Chevron's Tahiti began pumping its first oil in May 2009, making it the deepest-producing offshore oil platform in the world. It is already yielding 125,000 barrels a day and delivered more than $1 billion in revenue in its first five months of operation. Chevron and its partners spent $2.7 billion getting Tahiti to this point; this year the company will add up to six more wells.
The brainpower behind all this is back in Houston at Chevron's North American Exploration headquarters in the former Enron building.
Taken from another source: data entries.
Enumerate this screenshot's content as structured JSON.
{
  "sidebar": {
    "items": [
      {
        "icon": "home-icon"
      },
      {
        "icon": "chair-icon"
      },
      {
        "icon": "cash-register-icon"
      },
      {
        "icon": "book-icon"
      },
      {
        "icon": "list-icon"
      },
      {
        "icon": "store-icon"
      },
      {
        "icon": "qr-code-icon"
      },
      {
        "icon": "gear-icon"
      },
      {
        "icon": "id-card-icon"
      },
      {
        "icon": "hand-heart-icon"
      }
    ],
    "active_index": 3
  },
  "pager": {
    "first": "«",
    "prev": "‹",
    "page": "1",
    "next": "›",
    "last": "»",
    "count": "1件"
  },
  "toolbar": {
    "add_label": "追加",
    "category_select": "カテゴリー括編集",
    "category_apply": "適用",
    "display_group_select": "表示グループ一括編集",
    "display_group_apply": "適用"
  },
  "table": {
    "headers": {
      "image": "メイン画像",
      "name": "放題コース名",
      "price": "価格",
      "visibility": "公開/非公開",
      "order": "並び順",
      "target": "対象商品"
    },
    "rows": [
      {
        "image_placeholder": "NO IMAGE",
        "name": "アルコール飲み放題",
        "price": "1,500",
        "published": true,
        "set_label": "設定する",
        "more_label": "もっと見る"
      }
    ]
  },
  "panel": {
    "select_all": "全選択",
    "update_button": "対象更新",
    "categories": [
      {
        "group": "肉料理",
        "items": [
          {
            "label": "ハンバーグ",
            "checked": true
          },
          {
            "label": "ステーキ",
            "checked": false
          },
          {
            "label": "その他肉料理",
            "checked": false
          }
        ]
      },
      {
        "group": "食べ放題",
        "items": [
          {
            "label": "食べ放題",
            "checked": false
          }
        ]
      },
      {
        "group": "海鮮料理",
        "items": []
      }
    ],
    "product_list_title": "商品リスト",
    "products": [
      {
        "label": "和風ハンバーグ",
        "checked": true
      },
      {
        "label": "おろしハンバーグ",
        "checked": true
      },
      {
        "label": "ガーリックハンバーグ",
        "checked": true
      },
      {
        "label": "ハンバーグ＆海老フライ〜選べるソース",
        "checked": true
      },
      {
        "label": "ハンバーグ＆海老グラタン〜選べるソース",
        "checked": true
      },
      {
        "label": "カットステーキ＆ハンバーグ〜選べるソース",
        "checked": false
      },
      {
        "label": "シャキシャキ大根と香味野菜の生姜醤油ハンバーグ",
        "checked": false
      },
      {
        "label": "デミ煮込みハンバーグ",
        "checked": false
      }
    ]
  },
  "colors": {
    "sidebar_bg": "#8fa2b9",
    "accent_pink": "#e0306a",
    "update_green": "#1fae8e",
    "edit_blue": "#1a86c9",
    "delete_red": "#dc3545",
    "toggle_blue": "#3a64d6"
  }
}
Geologist Barney Issen sits on the fifth floor in what's called the Viz room, where he manipulates 3-D computer models of the Tahiti field. The proprietary model represents millions of dollars and years of work for Chevron. It's the company's road map of the deepwater gulf; without it, Chevron would be groping in the dark down there.
It takes months to drill a deepwater well, and it can cost more than $100 million. Temperatures exceed 450 degrees at that depth; the 20,000 pounds of pressure per square inch is enough to crush a dump truck. Even with million-dollar, hard-as-diamond bits, drilling four and five miles through mud, salt, and several layers of rock is painstaking work. In shallower waters, companies could drill 100 or 200 feet an hour, but in the deep water, they're lucky to do that much in a day. Like getting a hit in baseball, in deepwater drilling anything more than a 30 percent success rate is considered excellent.
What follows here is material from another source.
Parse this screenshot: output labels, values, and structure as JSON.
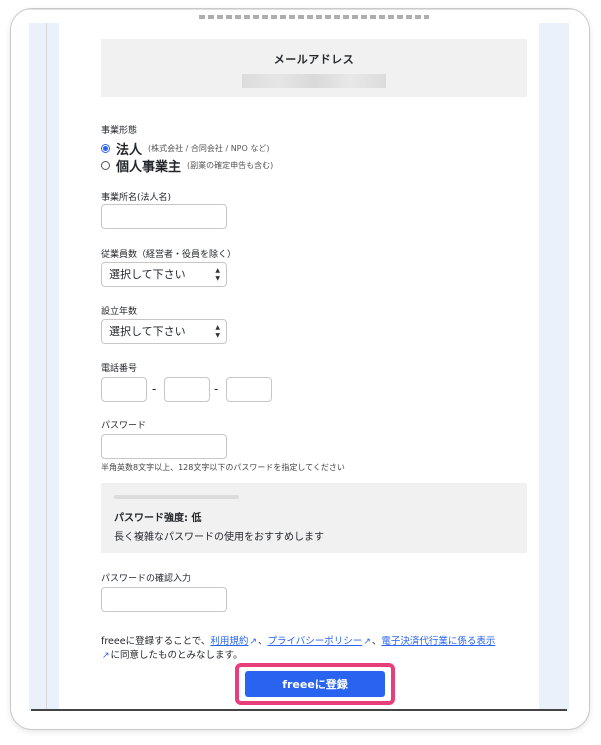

On Tahiti, the oil comes roaring up from six different wells at a scorching 160 degrees. After it's cooled by seawater, it gets separated from natural gas, pressurized, treated, sold to refineries, and piped back to shore. Twice a day, production-operations manager Tim Bracey pulls a sample from a test line. "That's what we're all out here for," he says, holding up a test tube. "Get this out of the ground, sell it, and make money for the company."
Environmentalists see a slightly more complicated picture. Even when everything goes perfectly, extracting oil from this far underground takes a toll on the environment. "You're going to have spills," says Felicia Marcus, Western director of the Natural Resources Defense Council. "Marine life and coastal communities will be impacted, [so] we have to start asking ourselves if it's worth it."
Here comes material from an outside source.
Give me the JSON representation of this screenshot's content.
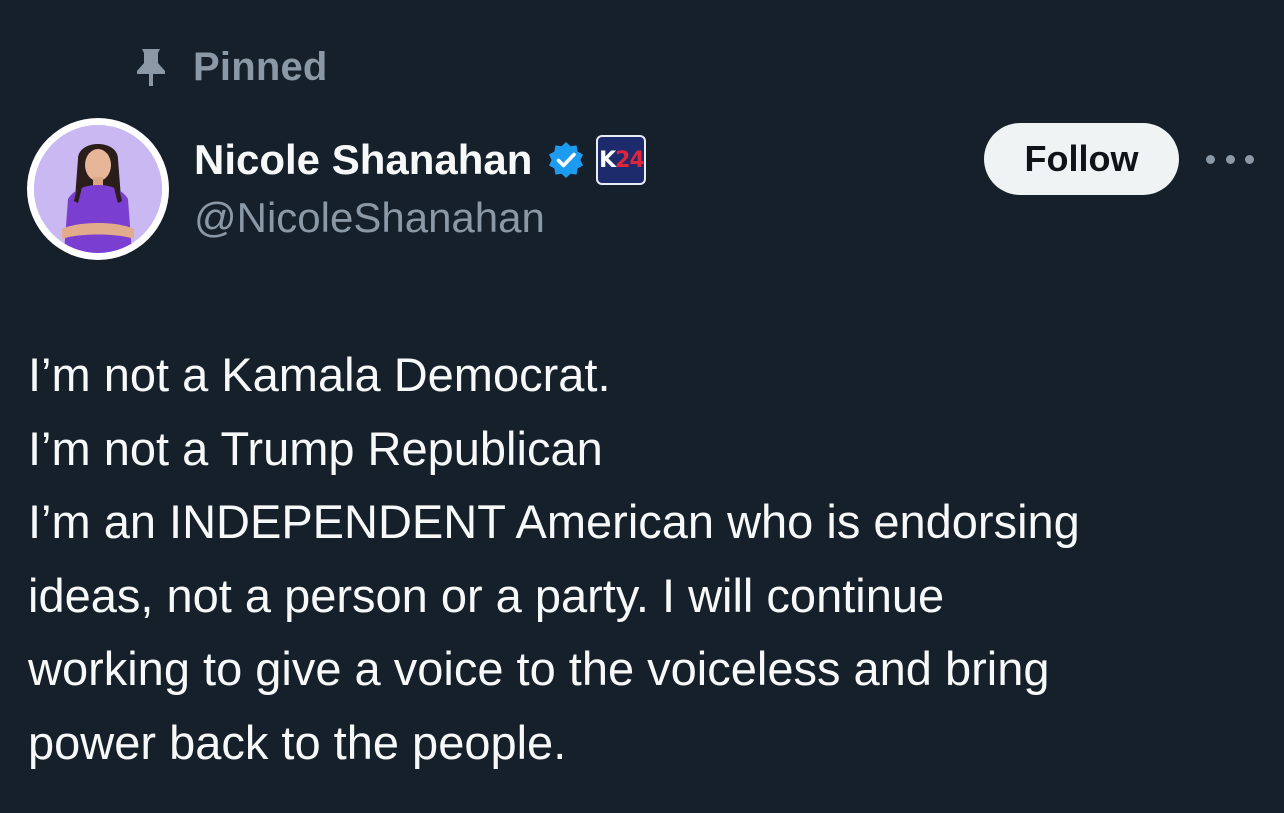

For Chevron, the answer is obviously yes: next year a handful of new deepwater projects are scheduled to come online. Chevron and its competitors are even working on "ultra-deepwater" projects to extract oil from more than 7,000 feet of water and some 40,000 feet of earth. Someday there may be greener and easier ways to power America. But for now, the conservative cry of "drill, baby, drill" will echo even farther offshore.